Monitoring Director Independence

Public companies document director independence at least once a year using Director and Officer Questionnaires. Changes can arise during the year that might affect a director's independence or require proxy disclosure—for example, a director's immediate family member might marry a partner in the company's audit firm or participate in an investment banking engagement. In addition, as a result of changes in the rules of the Securities and Exchange Commission (SEC), more detailed public disclosures are required in the company's proxy statement of "transactions, relationships or arrangements" that were considered by the Board of Directors in determining that a director is independent.
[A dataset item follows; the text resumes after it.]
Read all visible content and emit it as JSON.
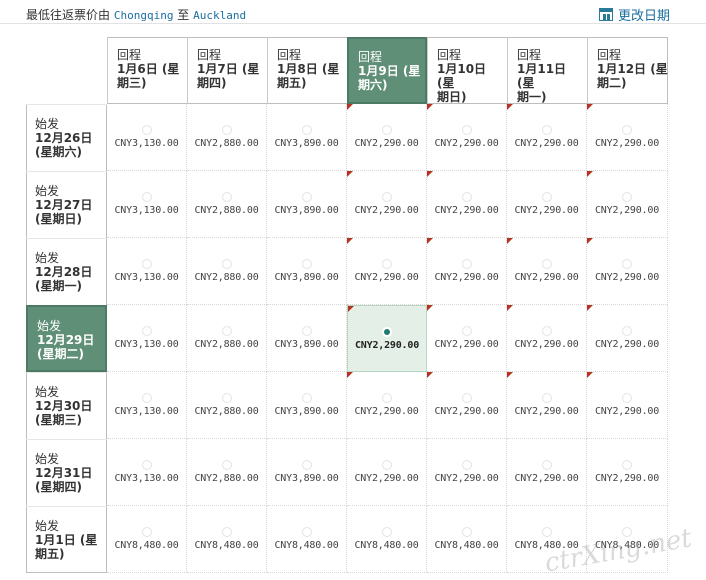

Independent directors can ensure they meet Board independence standards by:

  • Disclosing relevant information on the annual D&O questionnaire so that the Board can document the director's independence.
  • Monitoring the director's independence on an ongoing basis between the annual D&O questionnaires, including relationships and arrangements entered into by immediate family members (and family marriages), and providing prompt updates to the general counsel regarding any transactions, relationships or arrangements that may compromise director independence.

Enhancing Performance of the Board of Directors

The Board of Directors and Board committees of listed companies conduct an annual self-evaluation to enhance the company's governance. Through the annual self-evaluations, a director can enhance Board performance by:

  • Proposing enhancements, if appropriate, in the quality of information provided to the Board of Directors in advance of meetings.
  • Involving legal counsel in the annual self-evaluation to protect any legal privilege that may apply.
  • Working with the other members of the Board of Directors to implement governance changes identified through the selfevaluation.

Protecting Legal Privilege

Legal privilege is waived if privileged information is inadvertently communicated to third persons, with the result that the information can be used by plaintiffs against the company in future legal proceedings. In some internal investigations or shareholder litigation, legally privileged information may be restricted to a small group of independent directors acting as an independent committee of the Board of Directors.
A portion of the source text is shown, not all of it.